The Blitz had shown Great Britain how effective a bombing campaign could be against enemy targets and morale — especially the use of incendiary explosives.
Whether the Royal Air Force’s next move was in response to Coventry’s destruction or if it was pre-planned is still debated, but nonetheless, on Nov. 16 over 200 R-A-F aircraft raided the city of Hamburg, aiming for the Blohm & Voss shipyard and causing over 60 fires with high explosive devices meant to blow out windows, delayed action fuses to suppress fire fighting efforts, and incendiaries to ignite conflagrations.
Hamburg’s port and industrial center, shipyards, U-boat pens and oil refineries remained targets of the Allies for the remainder of World War II in what became a “total war” tactic. World War II may be defined by the inclusion of civilian-associated resources and infrastructure as legitimate military targets, from Germany’s blitzkrieg over London to the atomic bombs dropped on Japan.
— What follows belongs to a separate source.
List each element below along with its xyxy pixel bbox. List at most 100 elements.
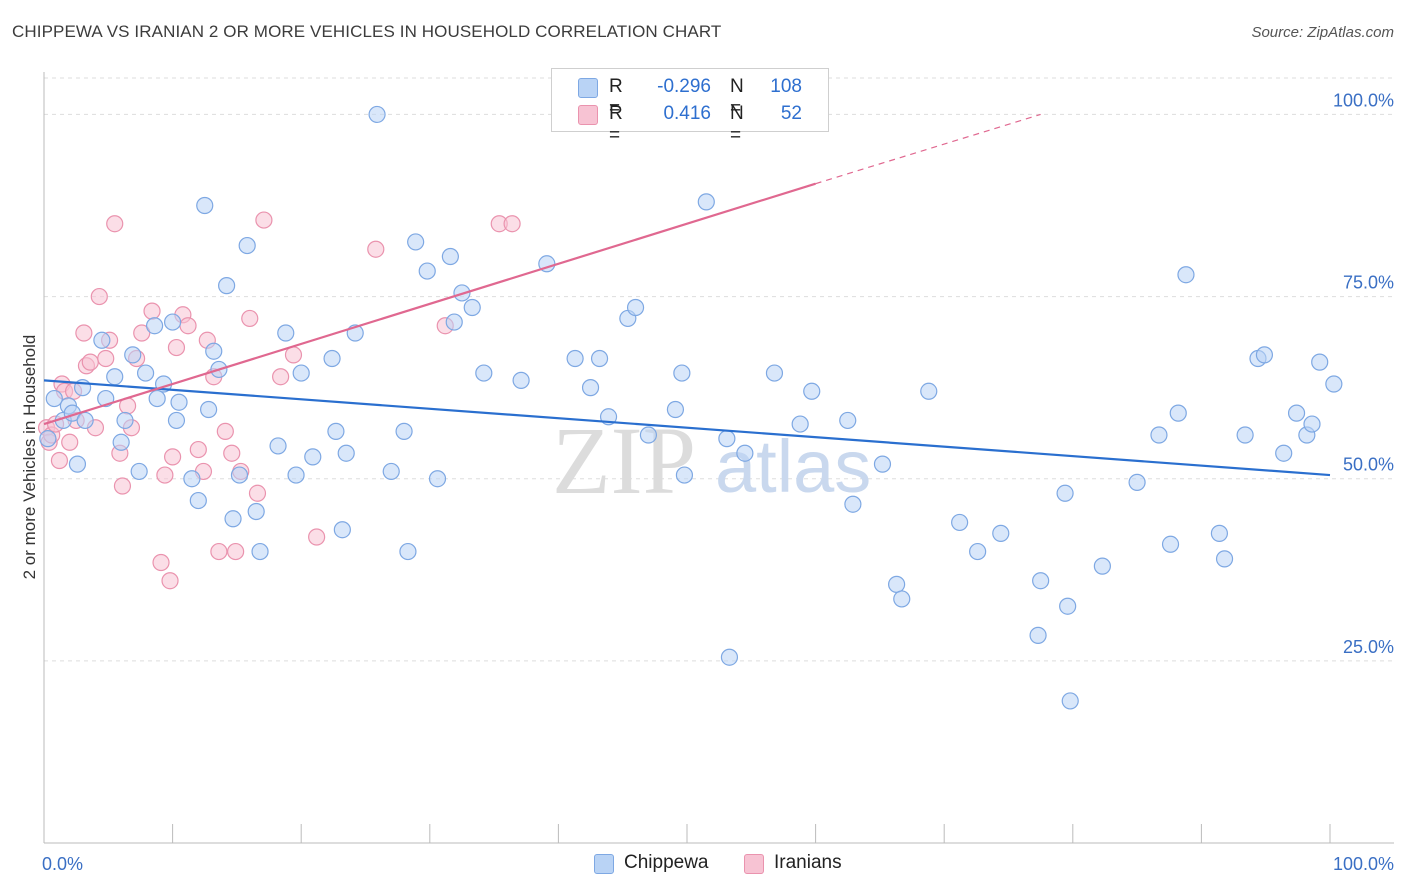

Featured Image: Royal Air Force Bomber Command, 1942-1945. Oblique aerial view of ruined residential and commercial buildings south of the Eilbektal Park (seen at upper right) in the Eilbek district of Hamburg, Germany. These were among the 16,000 multi-storeyed apartment buildings destroyed by the firestorm which developed during the raid by Bomber Command on the night of 27/28 July 1943 (Operation GOMORRAH). The road running diagonally from upper left to lower right is Eilbeker Weg, crossed by Rückertstraße.